Metric Estimate Actual Beat
Q4 Revenue $1.47B $1.49B +$20M / +1.4%
EPS $0.58 $0.60 +$0.02 / +3.4%
Licensing revenue $819M +29% YoY (record)
Royalty revenue $617M +11% YoY
Full year revenue $4.92B 3rd year >20% growth
Q1 FY2027 guide ~$1.25B / $0.40 $1.26B / $0.40 Slightly ahead

Verdict

ARM’s quarterly beat was modest. The Q1 guidance was fine, not spectacular. On those numbers alone, you don’t get a 25% move in a day. What you get it on is the realization that ARM sits at the bottom of every AI chip design in the world and the design pipeline just doubled.

The stock is up 84% year-to-date. At $267, ARM trades at roughly 60 times forward earnings. That is expensive by any historical standard. The counter-thesis is real: if FY2027 revenue comes in below the $7.6 billion consensus, or if AGI CPU shipments slip from late 2026 into 2027, the valuation compresses violently.

But here is what the chain says. Eight companies across the entire AI infrastructure stack — from the machines that print circuits to the architecture that defines them — all cleared this earnings season without a single miss.

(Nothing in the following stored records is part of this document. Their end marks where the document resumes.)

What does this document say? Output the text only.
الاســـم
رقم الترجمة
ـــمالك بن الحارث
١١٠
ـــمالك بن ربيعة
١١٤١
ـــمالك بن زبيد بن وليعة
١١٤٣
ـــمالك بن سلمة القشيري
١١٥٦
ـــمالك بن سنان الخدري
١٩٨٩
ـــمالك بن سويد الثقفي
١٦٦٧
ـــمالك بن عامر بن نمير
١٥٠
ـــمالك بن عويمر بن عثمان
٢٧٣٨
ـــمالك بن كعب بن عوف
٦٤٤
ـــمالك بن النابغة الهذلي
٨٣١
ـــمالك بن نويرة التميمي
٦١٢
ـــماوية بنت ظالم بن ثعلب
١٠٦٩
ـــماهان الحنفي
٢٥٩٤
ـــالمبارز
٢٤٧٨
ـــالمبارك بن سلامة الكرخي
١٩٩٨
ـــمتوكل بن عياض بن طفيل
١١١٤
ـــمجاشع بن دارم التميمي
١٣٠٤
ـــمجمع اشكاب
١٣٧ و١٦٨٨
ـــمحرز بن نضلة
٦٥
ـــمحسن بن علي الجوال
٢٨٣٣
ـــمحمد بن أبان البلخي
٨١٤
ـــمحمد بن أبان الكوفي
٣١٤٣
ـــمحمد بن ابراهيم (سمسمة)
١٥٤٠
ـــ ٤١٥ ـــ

Demand propagated from ASML through TSMC through Intel’s foundry through Nucor’s steel mills through Microsoft’s Azure through AMD’s GPUs into ARM’s licensing revenue with zero attenuation. The $700 billion in committed AI capex is not theoretical. It is showing up in every income statement along the chain.

ARM is not the most exciting link. It is the most inevitable one. You can choose your GPU vendor. You can choose your cloud provider. You can choose your foundry. You cannot choose to not use ARM. The instruction set is the constant. Every custom ASIC, every data center CPU, every AI inference chip pays the IP tax — and the rate just went up with v9.

Licensing +29%. Royalties +11%. The gap is the future arriving.

ARM (ARM) Q4 FY2026. Adj EPS $0.60 vs $0.58 est (+3.4%). Revenue $1.49B vs $1.47B est (+1.4%). Licensing $819M (+29% YoY, record). Royalty $617M (+11% YoY). Full year $4.92B. Data center royalties doubled YoY. AGI CPU demand $2B+ (2× launch). Q1 FY2027 guide $1.26B / $0.40. Stock +12% regular session, +12.6% AH. Brent ~$113. S&P 500 7,230.